Similar to private equity firms, hedge funds generally earn a 2% management fee plus 20% of profits. In hedge funds, compensation arrangements may vary, but at the junior level, typically consist only of a cash salary and a discretionary cash bonus. In many cases, the discretionary bonus makes up a larger portion of your total compensation than in investment banking or private equity and is highly dependent on your individual performance as well as the performance of the fund. Unlike private equity, where investments take 3-5 years or more to play out, hedge fund returns are evaluated on an annual basis and you thus may see a much quicker reward for generating profitable investment ideas (conversely, if your fund has a down year, you may receive little or no bonus).
This dynamic has positives and negatives. On the positive side, most of this compensation is paid out annually vs. carried interest that is paid out over many years (in some cases, firms may defer a portion of your discretionary bonus as an employee retention tool). Further, you can receive very outsized payouts (including bonuses well into the seven figures) if you work at a fund that generates strong performance. For example, many investment analysts working at long-short equity funds in 2020 and 2021 received very substantial payouts as a large number of firms generated outstanding annual returns of 30% or better. However, many of these funds were down in the challenging equity environment of 2022 and some hedge fund professionals saw annual compensation cut by 50% or more. Further, when a hedge fund loses money, it must return to its prior “high water mark” before it can start collecting incentive fees again (some firms may collect a lower share of profits during this time, or none at all). In the time period it takes to return to the high-water mark, the amount of money to pay out to the investment staff is smaller and likewise compensation typically decreases.

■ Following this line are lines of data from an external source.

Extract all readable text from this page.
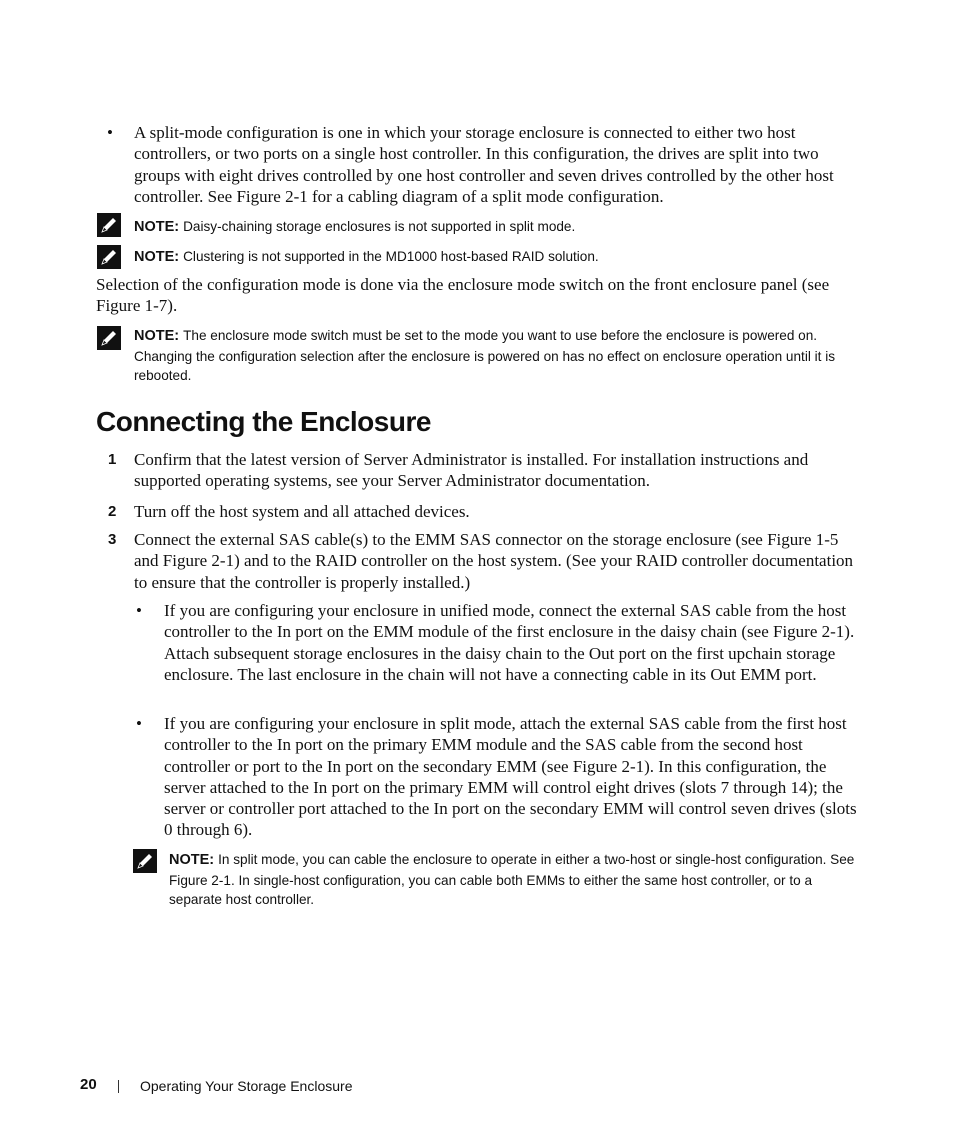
• A split-mode configuration is one in which your storage enclosure is connected to either two host controllers, or two ports on a single host controller. In this configuration, the drives are split into two groups with eight drives controlled by one host controller and seven drives controlled by the other host controller. See Figure 2-1 for a cabling diagram of a split mode configuration.
NOTE: Daisy-chaining storage enclosures is not supported in split mode.
NOTE: Clustering is not supported in the MD1000 host-based RAID solution.
Selection of the configuration mode is done via the enclosure mode switch on the front enclosure panel (see Figure 1-7).
NOTE: The enclosure mode switch must be set to the mode you want to use before the enclosure is powered on. Changing the configuration selection after the enclosure is powered on has no effect on enclosure operation until it is rebooted.
Connecting the Enclosure
1 Confirm that the latest version of Server Administrator is installed. For installation instructions and supported operating systems, see your Server Administrator documentation.
2 Turn off the host system and all attached devices.
3 Connect the external SAS cable(s) to the EMM SAS connector on the storage enclosure (see Figure 1-5 and Figure 2-1) and to the RAID controller on the host system. (See your RAID controller documentation to ensure that the controller is properly installed.)
• If you are configuring your enclosure in unified mode, connect the external SAS cable from the host controller to the In port on the EMM module of the first enclosure in the daisy chain (see Figure 2-1). Attach subsequent storage enclosures in the daisy chain to the Out port on the first upchain storage enclosure. The last enclosure in the chain will not have a connecting cable in its Out EMM port.
• If you are configuring your enclosure in split mode, attach the external SAS cable from the first host controller to the In port on the primary EMM module and the SAS cable from the second host controller or port to the In port on the secondary EMM (see Figure 2-1). In this configuration, the server attached to the In port on the primary EMM will control eight drives (slots 7 through 14); the server or controller port attached to the In port on the secondary EMM will control seven drives (slots 0 through 6).
NOTE: In split mode, you can cable the enclosure to operate in either a two-host or single-host configuration. See Figure 2-1. In single-host configuration, you can cable both EMMs to either the same host controller, or to a separate host controller.
20	Operating Your Storage Enclosure
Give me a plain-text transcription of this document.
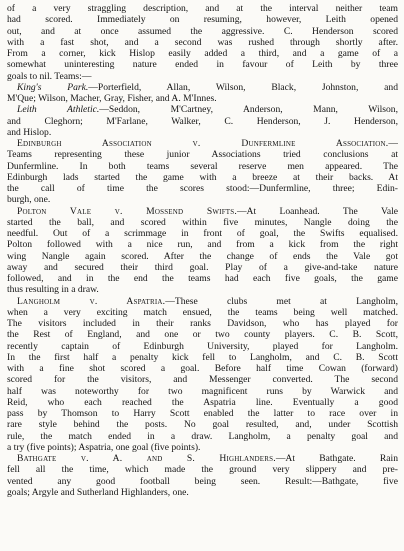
of a very straggling description, and at the interval neither team
had scored. Immediately on resuming, however, Leith opened
out, and at once assumed the aggressive. C. Henderson scored
with a fast shot, and a second was rushed through shortly after.
From a corner, kick Hislop easily added a third, and a game of a
somewhat uninteresting nature ended in favour of Leith by three
goals to nil. Teams:—

King's Park.—Porterfield, Allan, Wilson, Black, Johnston, and
M'Que; Wilson, Macher, Gray, Fisher, and A. M'Innes.

Leith Athletic.—Seddon, M'Cartney, Anderson, Mann, Wilson,
and Cleghorn; M'Farlane, Walker, C. Henderson, J. Henderson,
and Hislop.

Edinburgh Association v. Dunfermline Association.—
Teams representing these junior Associations tried conclusions at
Dunfermline. In both teams several reserve men appeared. The
Edinburgh lads started the game with a breeze at their backs. At
the call of time the scores stood:—Dunfermline, three; Edin-
burgh, one.

Polton Vale v. Mossend Swifts.—At Loanhead. The Vale
started the ball, and scored within five minutes, Nangle doing the
needful. Out of a scrimmage in front of goal, the Swifts equalised.
Polton followed with a nice run, and from a kick from the right
wing Nangle again scored. After the change of ends the Vale got
away and secured their third goal. Play of a give-and-take nature
followed, and in the end the teams had each five goals, the game
thus resulting in a draw.

Langholm v. Aspatria.—These clubs met at Langholm,
when a very exciting match ensued, the teams being well matched.
The visitors included in their ranks Davidson, who has played for
the Rest of England, and one or two county players. C. B. Scott,
recently captain of Edinburgh University, played for Langholm.
In the first half a penalty kick fell to Langholm, and C. B. Scott
with a fine shot scored a goal. Before half time Cowan (forward)
scored for the visitors, and Messenger converted. The second
half was noteworthy for two magnificent runs by Warwick and
Reid, who each reached the Aspatria line. Eventually a good
pass by Thomson to Harry Scott enabled the latter to race over in
rare style behind the posts. No goal resulted, and, under Scottish
rule, the match ended in a draw. Langholm, a penalty goal and
a try (five points); Aspatria, one goal (five points).

Bathgate v. A. and S. Highlanders.—At Bathgate. Rain
fell all the time, which made the ground very slippery and pre-
vented any good football being seen. Result:—Bathgate, five
goals; Argyle and Sutherland Highlanders, one.
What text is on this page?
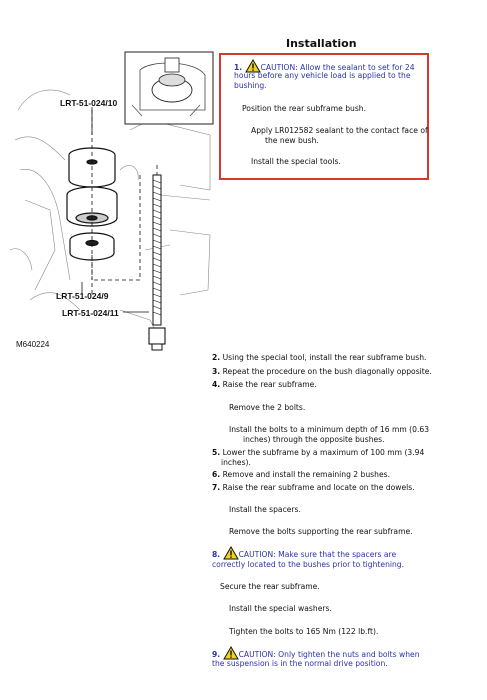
Installation
LRT-51-024/10
LRT-51-024/9
LRT-51-024/11
M640224
1. CAUTION: Allow the sealant to set for 24
hours before any vehicle load is applied to the
bushing.
Position the rear subframe bush.
Apply LR012582 sealant to the contact face of
the new bush.
Install the special tools.
2. Using the special tool, install the rear subframe bush.
3. Repeat the procedure on the bush diagonally opposite.
4. Raise the rear subframe.
Remove the 2 bolts.
Install the bolts to a minimum depth of 16 mm (0.63
inches) through the opposite bushes.
5. Lower the subframe by a maximum of 100 mm (3.94
inches).
6. Remove and install the remaining 2 bushes.
7. Raise the rear subframe and locate on the dowels.
Install the spacers.
Remove the bolts supporting the rear subframe.
8. CAUTION: Make sure that the spacers are
correctly located to the bushes prior to tightening.
Secure the rear subframe.
Install the special washers.
Tighten the bolts to 165 Nm (122 lb.ft).
9. CAUTION: Only tighten the nuts and bolts when
the suspension is in the normal drive position.
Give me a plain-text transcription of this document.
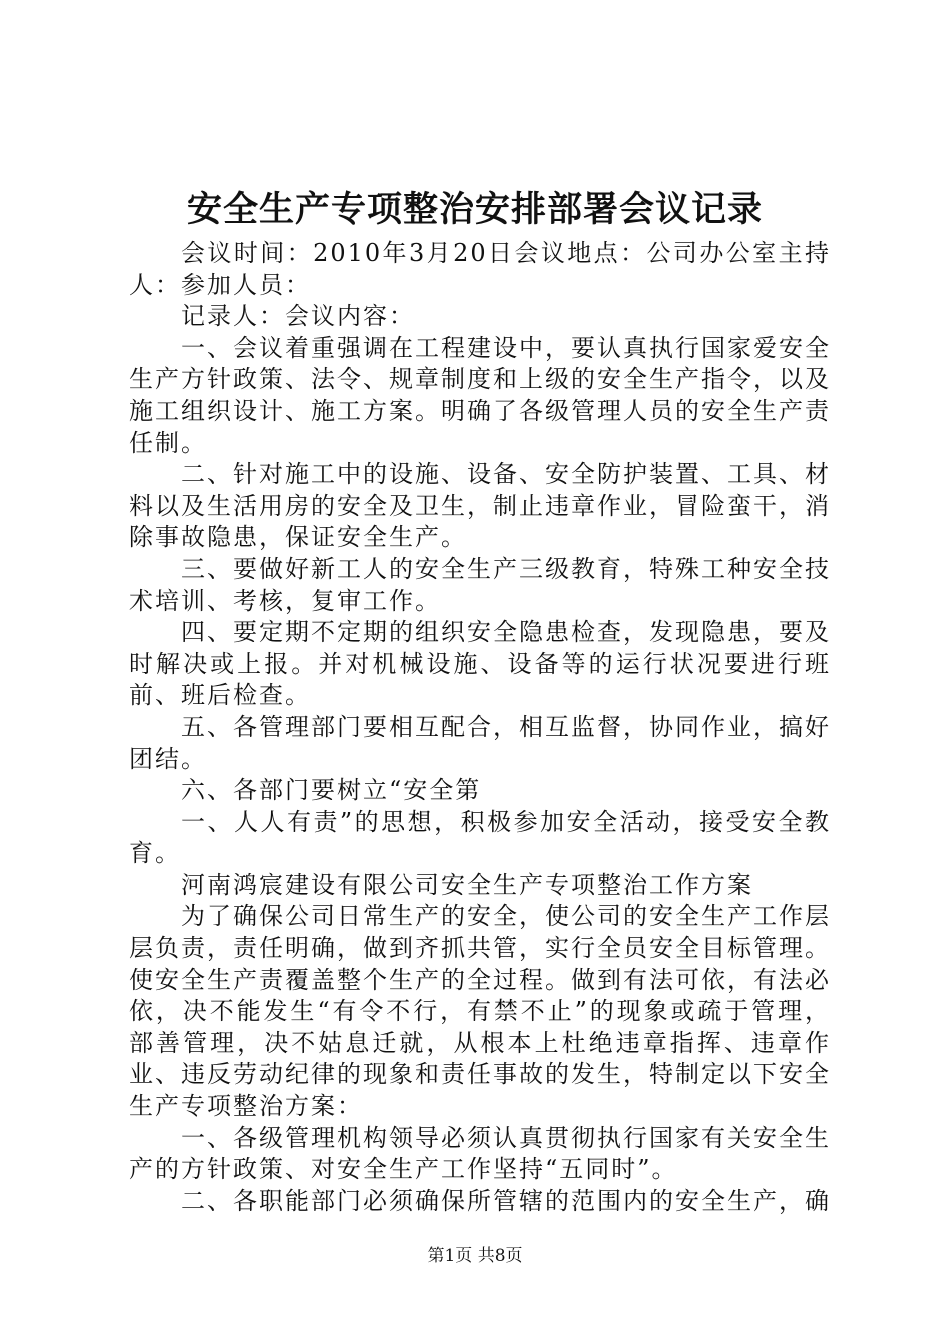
安全生产专项整治安排部署会议记录

会议时间：2010年3月20日会议地点：公司办公室主持人：参加人员：

记录人：会议内容：

一、会议着重强调在工程建设中，要认真执行国家爱安全生产方针政策、法令、规章制度和上级的安全生产指令，以及施工组织设计、施工方案。明确了各级管理人员的安全生产责任制。

二、针对施工中的设施、设备、安全防护装置、工具、材料以及生活用房的安全及卫生，制止违章作业，冒险蛮干，消除事故隐患，保证安全生产。

三、要做好新工人的安全生产三级教育，特殊工种安全技术培训、考核，复审工作。

四、要定期不定期的组织安全隐患检查，发现隐患，要及时解决或上报。并对机械设施、设备等的运行状况要进行班前、班后检查。

五、各管理部门要相互配合，相互监督，协同作业，搞好团结。

六、各部门要树立“安全第

一、人人有责”的思想，积极参加安全活动，接受安全教育。

河南鸿宸建设有限公司安全生产专项整治工作方案

为了确保公司日常生产的安全，使公司的安全生产工作层层负责，责任明确，做到齐抓共管，实行全员安全目标管理。使安全生产责覆盖整个生产的全过程。做到有法可依，有法必依，决不能发生“有令不行，有禁不止”的现象或疏于管理，部善管理，决不姑息迁就，从根本上杜绝违章指挥、违章作业、违反劳动纪律的现象和责任事故的发生，特制定以下安全生产专项整治方案：

一、各级管理机构领导必须认真贯彻执行国家有关安全生产的方针政策、对安全生产工作坚持“五同时”。

二、各职能部门必须确保所管辖的范围内的安全生产，确

第1页 共8页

At certain hedge funds, you may receive direct profit-and-loss exposure as you develop more seniority. This means that you received a formulaic percentage of the total profit that you generate for the firm. For example, a PM may get 15% of the gross profit that they generate on their allocated capital. The portfolio manager will then use some of that to pay out his team and keep the rest. Typically, the largest hedge fund payouts (besides to those who own the firm) go to individuals with direct profit-and-loss exposure in high-performance years. Recently, there has also been a trend of certain funds such as Citadel and Millennium offering large guaranteed compensation packages (reportedly as high as $40 million or more) to portfolio managers as part of a broader war for talent in the hedge fund space.
As laid out above, there is high potential for (but certainly no guarantee of) large payouts in both hedge funds and private equity. Compensation should just be one of many factors you consider when evaluating what type of buy-side role is best for you (a topic for another article), but it is best to be equipped with all of the information when evaluating your options.